Y debajo de la cuerda, tenía la piel perforada con incisiones justo en las venas de las que había manado la sangre. Su boca estaba atiborrada de páginas arrugadas, y yo sabía que eran del libro que tenía encajado en el sexo.

En
Rameras mediáticas
el asesino sentaba a la víctima en una silla y la violaba con el libro, para después ponerla de pie en la misma silla y apretarle la cuerda al cuello de manera que solo estando de puntillas pudiera evitar la asfixia. Luego le hacía las primeras incisiones en venas secundarias, para que la sangre fuera abandonando despacio su cuerpo, de manera que se debilitaba cada vez más hasta no poder mantenerse en pie. En el momento en que se desplomaba, le cortaba la vena yugular y la hacía girar para que la sangre salpicara las paredes como un surtidor. El cuerpo se desangraba mientras los últimos espasmos volcaban la silla.
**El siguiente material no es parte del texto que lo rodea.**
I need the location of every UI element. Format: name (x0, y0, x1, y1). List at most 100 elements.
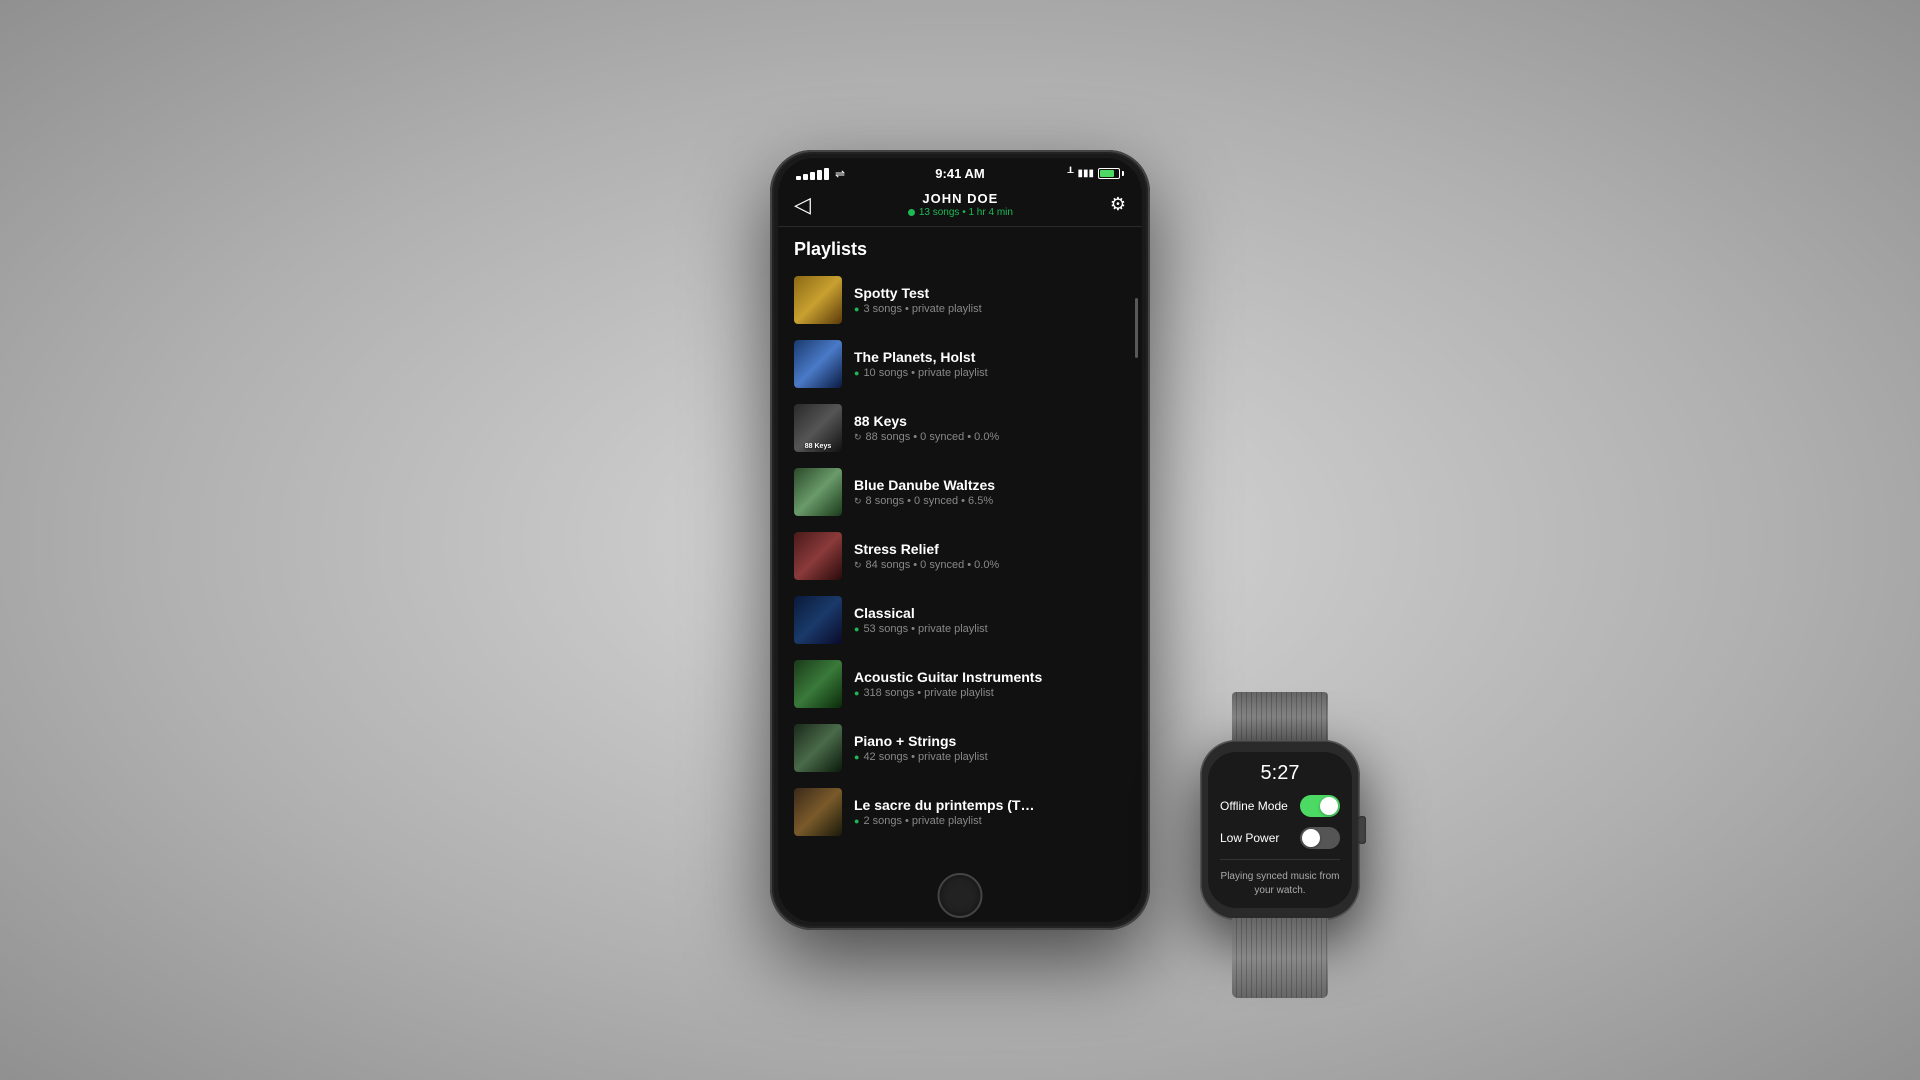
playlist-item[interactable]: Acoustic Guitar Instruments ● 318 songs … (778, 652, 1142, 716)
scene: ⇌ 9:41 AM ┸ ▮▮▮ (510, 50, 1410, 1030)
playlist-meta-icon: ↻ (854, 432, 862, 443)
playlist-meta-text: 8 songs • 0 synced • 6.5% (866, 495, 994, 507)
signal-dot-5 (824, 168, 829, 180)
playlist-meta-text: 42 songs • private playlist (863, 751, 987, 763)
low-power-row: Low Power (1220, 827, 1340, 849)
playlist-name: Classical (854, 605, 1126, 621)
watch-divider (1220, 859, 1340, 860)
playlist-info: Spotty Test ● 3 songs • private playlist (854, 285, 1126, 315)
signal-dot-4 (817, 170, 822, 180)
signal-dot-1 (796, 176, 801, 180)
playlist-meta-text: 318 songs • private playlist (863, 687, 993, 699)
iphone: ⇌ 9:41 AM ┸ ▮▮▮ (770, 150, 1150, 930)
offline-mode-label: Offline Mode (1220, 799, 1288, 813)
playlist-meta: ● 53 songs • private playlist (854, 623, 1126, 635)
playlist-meta-text: 10 songs • private playlist (863, 367, 987, 379)
playlist-meta-text: 3 songs • private playlist (863, 303, 981, 315)
bluetooth-icon: ┸ (1067, 168, 1073, 179)
playlist-item[interactable]: Spotty Test ● 3 songs • private playlist (778, 268, 1142, 332)
watch-crown (1358, 816, 1366, 844)
playlist-meta-text: 84 songs • 0 synced • 0.0% (866, 559, 1000, 571)
toggle-knob-lowpower (1302, 829, 1320, 847)
playlist-thumb: 88 Keys (794, 404, 842, 452)
toggle-knob-offline (1320, 797, 1338, 815)
apple-watch: 5:27 Offline Mode Low Power Playing sync… (1200, 690, 1360, 1000)
playlist-info: Le sacre du printemps (T… ● 2 songs • pr… (854, 797, 1126, 827)
playlist-thumb (794, 468, 842, 516)
scroll-indicator (1135, 298, 1138, 358)
status-right: ┸ ▮▮▮ (1015, 168, 1124, 179)
playlist-info: Acoustic Guitar Instruments ● 318 songs … (854, 669, 1126, 699)
playlist-meta-icon: ↻ (854, 496, 862, 507)
low-power-label: Low Power (1220, 831, 1279, 845)
playlist-thumb (794, 340, 842, 388)
playlist-thumb (794, 596, 842, 644)
playlist-name: Spotty Test (854, 285, 1126, 301)
playlist-thumb (794, 724, 842, 772)
playlist-meta: ● 2 songs • private playlist (854, 815, 1126, 827)
playlist-item[interactable]: Classical ● 53 songs • private playlist (778, 588, 1142, 652)
playlist-meta: ↻ 84 songs • 0 synced • 0.0% (854, 559, 1126, 571)
playlist-thumb (794, 788, 842, 836)
playlist-meta-icon: ● (854, 816, 859, 826)
status-bar: ⇌ 9:41 AM ┸ ▮▮▮ (778, 158, 1142, 185)
playlist-meta-text: 53 songs • private playlist (863, 623, 987, 635)
playlist-info: Stress Relief ↻ 84 songs • 0 synced • 0.… (854, 541, 1126, 571)
nav-header: ◁ JOHN DOE 13 songs • 1 hr 4 min ⚙ (778, 185, 1142, 227)
playlist-meta: ● 10 songs • private playlist (854, 367, 1126, 379)
settings-button[interactable]: ⚙ (1110, 194, 1126, 215)
playlist-info: 88 Keys ↻ 88 songs • 0 synced • 0.0% (854, 413, 1126, 443)
playlist-meta-icon: ● (854, 752, 859, 762)
playlist-name: Acoustic Guitar Instruments (854, 669, 1126, 685)
watch-body: 5:27 Offline Mode Low Power Playing sync… (1200, 740, 1360, 920)
playlist-name: Piano + Strings (854, 733, 1126, 749)
battery-fill (1100, 170, 1114, 177)
nav-title: JOHN DOE (908, 191, 1013, 206)
playlist-items-container: Spotty Test ● 3 songs • private playlist… (778, 268, 1142, 844)
playlist-thumb (794, 660, 842, 708)
playlist-info: The Planets, Holst ● 10 songs • private … (854, 349, 1126, 379)
signal-dot-2 (803, 174, 808, 180)
playlist-item[interactable]: Le sacre du printemps (T… ● 2 songs • pr… (778, 780, 1142, 844)
playlist-name: The Planets, Holst (854, 349, 1126, 365)
playlists-heading: Playlists (778, 227, 1142, 268)
playlist-name: Le sacre du printemps (T… (854, 797, 1126, 813)
watch-body-text: Playing synced music from your watch. (1220, 870, 1340, 898)
offline-mode-row: Offline Mode (1220, 795, 1340, 817)
playlist-meta-icon: ● (854, 368, 859, 378)
playlist-meta-icon: ● (854, 304, 859, 314)
watch-band-bottom (1232, 918, 1328, 998)
signal-dot-3 (810, 172, 815, 180)
back-button[interactable]: ◁ (794, 192, 811, 218)
playlist-meta: ● 42 songs • private playlist (854, 751, 1126, 763)
home-button[interactable] (938, 873, 983, 918)
signal-strength (796, 168, 829, 180)
playlist-meta-icon: ↻ (854, 560, 862, 571)
playlist-item[interactable]: 88 Keys 88 Keys ↻ 88 songs • 0 synced • … (778, 396, 1142, 460)
playlist-thumb (794, 532, 842, 580)
playlist-name: Stress Relief (854, 541, 1126, 557)
playlist-meta: ↻ 8 songs • 0 synced • 6.5% (854, 495, 1126, 507)
playlist-list: Spotty Test ● 3 songs • private playlist… (778, 268, 1142, 922)
phone-screen: ⇌ 9:41 AM ┸ ▮▮▮ (778, 158, 1142, 922)
offline-mode-toggle[interactable] (1300, 795, 1340, 817)
playlist-meta: ↻ 88 songs • 0 synced • 0.0% (854, 431, 1126, 443)
playlist-thumb (794, 276, 842, 324)
playlist-item[interactable]: Stress Relief ↻ 84 songs • 0 synced • 0.… (778, 524, 1142, 588)
playlist-item[interactable]: Piano + Strings ● 42 songs • private pla… (778, 716, 1142, 780)
battery-tip (1122, 171, 1124, 176)
watch-time: 5:27 (1220, 762, 1340, 785)
watch-screen: 5:27 Offline Mode Low Power Playing sync… (1208, 752, 1352, 908)
playlist-item[interactable]: Blue Danube Waltzes ↻ 8 songs • 0 synced… (778, 460, 1142, 524)
playlist-name: 88 Keys (854, 413, 1126, 429)
low-power-toggle[interactable] (1300, 827, 1340, 849)
playlist-item[interactable]: The Planets, Holst ● 10 songs • private … (778, 332, 1142, 396)
watch-band-top (1232, 692, 1328, 742)
playlist-meta-icon: ● (854, 688, 859, 698)
playlist-name: Blue Danube Waltzes (854, 477, 1126, 493)
battery (1098, 168, 1124, 179)
playlist-info: Classical ● 53 songs • private playlist (854, 605, 1126, 635)
playlist-meta: ● 318 songs • private playlist (854, 687, 1126, 699)
signal-bar-icon: ▮▮▮ (1077, 168, 1094, 179)
status-left: ⇌ (796, 167, 905, 181)
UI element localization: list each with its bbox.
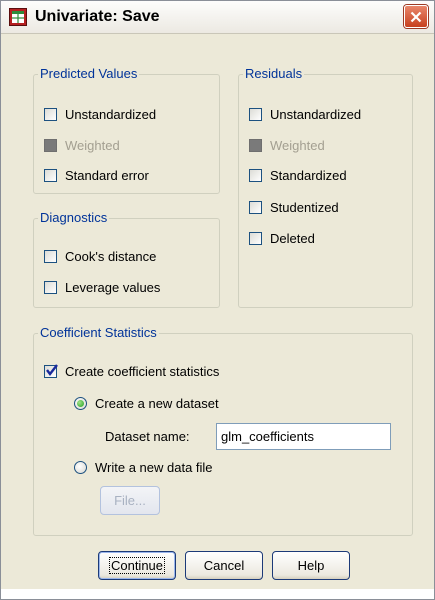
checkmark-icon bbox=[46, 363, 58, 376]
checkbox-box[interactable] bbox=[249, 107, 262, 121]
continue-button[interactable]: Continue bbox=[98, 551, 176, 580]
file-button-label: File... bbox=[114, 493, 146, 508]
dialog-bottom-edge bbox=[1, 589, 434, 599]
cooks-distance-checkbox[interactable]: Cook's distance bbox=[44, 247, 156, 265]
create-new-dataset-radio[interactable]: Create a new dataset bbox=[74, 394, 219, 412]
checkbox-box[interactable] bbox=[44, 249, 57, 263]
residuals-studentized-checkbox[interactable]: Studentized bbox=[249, 198, 339, 216]
checkbox-box[interactable] bbox=[249, 231, 262, 245]
leverage-values-checkbox[interactable]: Leverage values bbox=[44, 278, 160, 296]
checkbox-label: Weighted bbox=[65, 137, 120, 153]
radio-selected-dot bbox=[77, 399, 84, 407]
close-button[interactable] bbox=[404, 5, 428, 28]
predicted-values-group: Predicted Values Unstandardized Weighted… bbox=[33, 66, 220, 194]
coefficient-statistics-group: Coefficient Statistics Create coefficien… bbox=[33, 325, 413, 536]
checkbox-label: Unstandardized bbox=[65, 106, 157, 122]
checkbox-box[interactable] bbox=[44, 168, 57, 182]
predicted-values-legend: Predicted Values bbox=[38, 66, 140, 81]
create-coefficient-statistics-checkbox[interactable]: Create coefficient statistics bbox=[44, 362, 219, 380]
residuals-deleted-checkbox[interactable]: Deleted bbox=[249, 229, 315, 247]
close-icon bbox=[410, 11, 422, 23]
residuals-standardized-checkbox[interactable]: Standardized bbox=[249, 166, 347, 184]
checkbox-box bbox=[249, 138, 262, 152]
continue-button-label: Continue bbox=[108, 557, 166, 574]
help-button[interactable]: Help bbox=[272, 551, 350, 580]
diagnostics-legend: Diagnostics bbox=[38, 210, 110, 225]
residuals-weighted-checkbox: Weighted bbox=[249, 136, 325, 154]
cancel-button-label: Cancel bbox=[203, 558, 245, 573]
checkbox-label: Weighted bbox=[270, 137, 325, 153]
radio-button[interactable] bbox=[74, 396, 87, 410]
dataset-name-input[interactable] bbox=[216, 423, 391, 450]
radio-label: Write a new data file bbox=[95, 459, 213, 475]
dataset-name-label: Dataset name: bbox=[105, 429, 190, 444]
checkbox-label: Unstandardized bbox=[270, 106, 362, 122]
diagnostics-group: Diagnostics Cook's distance Leverage val… bbox=[33, 210, 220, 308]
residuals-group: Residuals Unstandardized Weighted Standa… bbox=[238, 66, 413, 308]
checkbox-label: Standardized bbox=[270, 167, 347, 183]
univariate-save-dialog: Univariate: Save Predicted Values Unstan… bbox=[0, 0, 435, 600]
checkbox-box[interactable] bbox=[44, 280, 57, 294]
checkbox-label: Studentized bbox=[270, 199, 339, 215]
radio-button[interactable] bbox=[74, 460, 87, 474]
checkbox-box bbox=[44, 138, 57, 152]
title-bar[interactable]: Univariate: Save bbox=[1, 1, 434, 34]
checkbox-box[interactable] bbox=[44, 363, 58, 378]
checkbox-box[interactable] bbox=[249, 200, 262, 214]
checkbox-label: Deleted bbox=[270, 230, 315, 246]
predicted-unstandardized-checkbox[interactable]: Unstandardized bbox=[44, 105, 156, 123]
residuals-unstandardized-checkbox[interactable]: Unstandardized bbox=[249, 105, 361, 123]
file-button: File... bbox=[100, 486, 160, 515]
write-new-data-file-radio[interactable]: Write a new data file bbox=[74, 458, 213, 476]
help-button-label: Help bbox=[297, 558, 325, 573]
checkbox-box[interactable] bbox=[249, 168, 262, 182]
window-title: Univariate: Save bbox=[35, 8, 160, 25]
spss-table-icon bbox=[9, 8, 27, 26]
checkbox-label: Leverage values bbox=[65, 279, 161, 295]
checkbox-box[interactable] bbox=[44, 107, 57, 121]
predicted-standard-error-checkbox[interactable]: Standard error bbox=[44, 166, 149, 184]
coefficient-statistics-legend: Coefficient Statistics bbox=[38, 325, 159, 340]
cancel-button[interactable]: Cancel bbox=[185, 551, 263, 580]
checkbox-label: Cook's distance bbox=[65, 248, 157, 264]
radio-label: Create a new dataset bbox=[95, 395, 219, 411]
checkbox-label: Standard error bbox=[65, 167, 149, 183]
predicted-weighted-checkbox: Weighted bbox=[44, 136, 120, 154]
checkbox-label: Create coefficient statistics bbox=[65, 363, 220, 379]
residuals-legend: Residuals bbox=[243, 66, 305, 81]
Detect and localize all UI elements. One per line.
Mi cuerpo desnudo temblaba de frío y de conmoción. Bien que yo hubiera descrito minuciosamente ese horrible escenario, pero nunca había imaginado el horror de experimentarlo. La única diferencia que registraba era la sangre, que no había salpicado las paredes, como yo había imaginado en el libro, pero la escena ya era lo bastante macabra sin este detalle. Todo lo demás se ajustaba a mi descripción y no me hacía falta darle la vuelta al cuerpo de Linda Hvilbjerg para constatar que sus manos estaban atadas con cinta adhesiva gris. Sin embargo, lo hice y acerté. Al soltarlo, el cuerpo giró lentamente y volví a quedar con la mirada enfocada en su bajo vientre.